May 10, 2019Client Alert

CFPB Proposes a New Debt Collection Rule to Modernize the FDCPA

On May 7, 2019, the Consumer Financial Production Bureau (CFPB) issued a proposed rule implementing the Fair Debt Collection Practices Act (FDCPA).  The proposed rule seeks to provide clarity to existing rules under the FDCPA. These clarifications are particularly welcomed by debt collectors, many of whom have operated in uncertainty for years and have sought clarifications in many areas covered in the proposal. Much of the uncertainty under the FDCPA came from confusion as to the law’s application to certain communication technologies that did not exist at the time the FDCPA was originally drafted (such as mobile telephones, email, and text messaging). Inconsistent court decisions where judges attempted to interpret the statute resulted in legal uncertainty and additional costs for debt-collecting institutions. Among other areas of clarification, the proposed rule addresses the following topics:

  • Electronic Communications:  The proposed rule seeks to clarify that newer communication technologies, such as email and text messaging, may be used in collection, with certain limitations to protect consumer privacy and to prevent harassment or abuse, false or misleading representations, or unfair practices. Additionally, the rule proposes procedures that, when followed, would protect a debt collector from liability for unintentional violations of the prohibition against third-party disclosures when communicating with a consumer via email or text message.
  • Limited-Content Message:  The proposal defines “limited-content message” as a new term related to debt collection communications. The term identifies what information a debt collector must and may include in a message left to consumers for the message to be deemed not to be a communication under the FDCPA.
  • Use of Workplace Email Address/Social Media Restrictions:  The proposal prohibits a debt collector from contacting a consumer using an email address that the debt collector knows or should know is provided by the consumer’s employer. In addition, debt collectors would be prohibited from contacting consumers through social media platforms except through a private messaging function.
  • Telephone Call Frequency Limits:  The proposal includes a limit on the number of telephone calls a debt collector may place for a consumer about a particular debt within a seven-day period to seven calls. The proposal would also prohibit a debt collector from engaging in more than one telephone conversation with a consumer about a particular debt within a seven-day period. A debt collector who stays within the proposed limits would not have engaged in repeated or continuous telephone calls or conversations with intent to harass, as prohibited by the FDCPA.
  • Providing Required Disclosures Electronically:  The proposal would generally require collectors to provide required disclosures in a manner that is reasonably expected to provide actual notice and in a form that the consumer may keep and access later. A debt collector who provides the required disclosures electronically would need to comply with either the E-SIGN Act or a set of alternative procedures. The proposal also includes requirements relating to the delivery and format of required electronic disclosures.

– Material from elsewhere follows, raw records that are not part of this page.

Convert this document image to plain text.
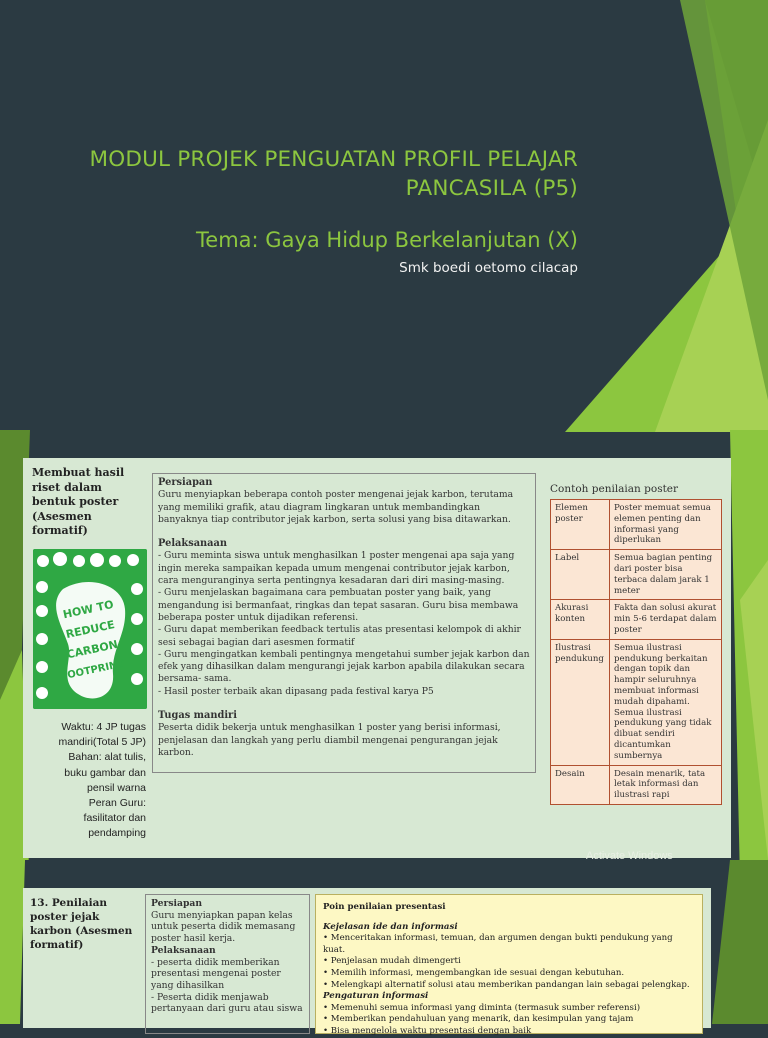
MODUL PROJEK PENGUATAN PROFIL PELAJAR
PANCASILA (P5)

Tema: Gaya Hidup Berkelanjutan (X)
Smk boedi oetomo cilacap
Membuat hasil riset dalam bentuk poster (Asesmen formatif)
HOW TO
REDUCE
CARBON
FOOTPRINT
Waktu: 4 JP tugas
mandiri(Total 5 JP)
Bahan: alat tulis,
buku gambar dan
pensil warna
Peran Guru:
fasilitator dan
pendamping

Persiapan

Guru menyiapkan beberapa contoh poster mengenai jejak karbon, terutama yang memiliki grafik, atau diagram lingkaran untuk membandingkan banyaknya tiap contributor jejak karbon, serta solusi yang bisa ditawarkan.

Pelaksanaan

- Guru meminta siswa untuk menghasilkan 1 poster mengenai apa saja yang ingin mereka sampaikan kepada umum mengenai contributor jejak karbon, cara menguranginya serta pentingnya kesadaran dari diri masing-masing.

- Guru menjelaskan bagaimana cara pembuatan poster yang baik, yang mengandung isi bermanfaat, ringkas dan tepat sasaran. Guru bisa membawa beberapa poster untuk dijadikan referensi.

- Guru dapat memberikan feedback tertulis atas presentasi kelompok di akhir sesi sebagai bagian dari asesmen formatif

- Guru mengingatkan kembali pentingnya mengetahui sumber jejak karbon dan efek yang dihasilkan dalam mengurangi jejak karbon apabila dilakukan secara bersama- sama.

- Hasil poster terbaik akan dipasang pada festival karya P5

Tugas mandiri

Peserta didik bekerja untuk menghasilkan 1 poster yang berisi informasi, penjelasan dan langkah yang perlu diambil mengenai pengurangan jejak karbon.

Contoh penilaian poster
Elemen poster	Poster memuat semua elemen penting dan informasi yang diperlukan
Label	Semua bagian penting dari poster bisa terbaca dalam jarak 1 meter
Akurasi konten	Fakta dan solusi akurat min 5-6 terdapat dalam poster
Ilustrasi pendukung	Semua ilustrasi pendukung berkaitan dengan topik dan hampir seluruhnya membuat informasi mudah dipahami. Semua ilustrasi pendukung yang tidak dibuat sendiri dicantumkan sumbernya
Desain	Desain menarik, tata letak informasi dan ilustrasi rapi
Activate Windows
13. Penilaian poster jejak karbon (Asesmen formatif)

Persiapan

Guru menyiapkan papan kelas untuk peserta didik memasang poster hasil kerja.

Pelaksanaan

- peserta didik memberikan presentasi mengenai poster yang dihasilkan

- Peserta didik menjawab pertanyaan dari guru atau siswa

Poin penilaian presentasi

Kejelasan ide dan informasi

• Menceritakan informasi, temuan, dan argumen dengan bukti pendukung yang kuat.

• Penjelasan mudah dimengerti

• Memilih informasi, mengembangkan ide sesuai dengan kebutuhan.

• Melengkapi alternatif solusi atau memberikan pandangan lain sebagai pelengkap.

Pengaturan informasi

• Memenuhi semua informasi yang diminta (termasuk sumber referensi)

• Memberikan pendahuluan yang menarik, dan kesimpulan yang tajam

• Bisa mengelola waktu presentasi dengan baik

In the marketplace, the new rule is being met with both optimism and reservations from industry and advocacy groups. Generally, the collection industry sees the rule as a step toward modernizing the FDCPA, even if it is not perfect. Consumer advocacy groups generally seem unhappy that collectors will be able to use modern electronic methods to communicate with borrowers, and they will also likely try to convince the CFPB to limit the number of calls collectors can make even further.

A 90-day comment period following the date of the rule’s publication in the Federal Register is likely to produce minor changes to the proposal. Thus, a final rule can likely be expected later this year after the comment period has closed.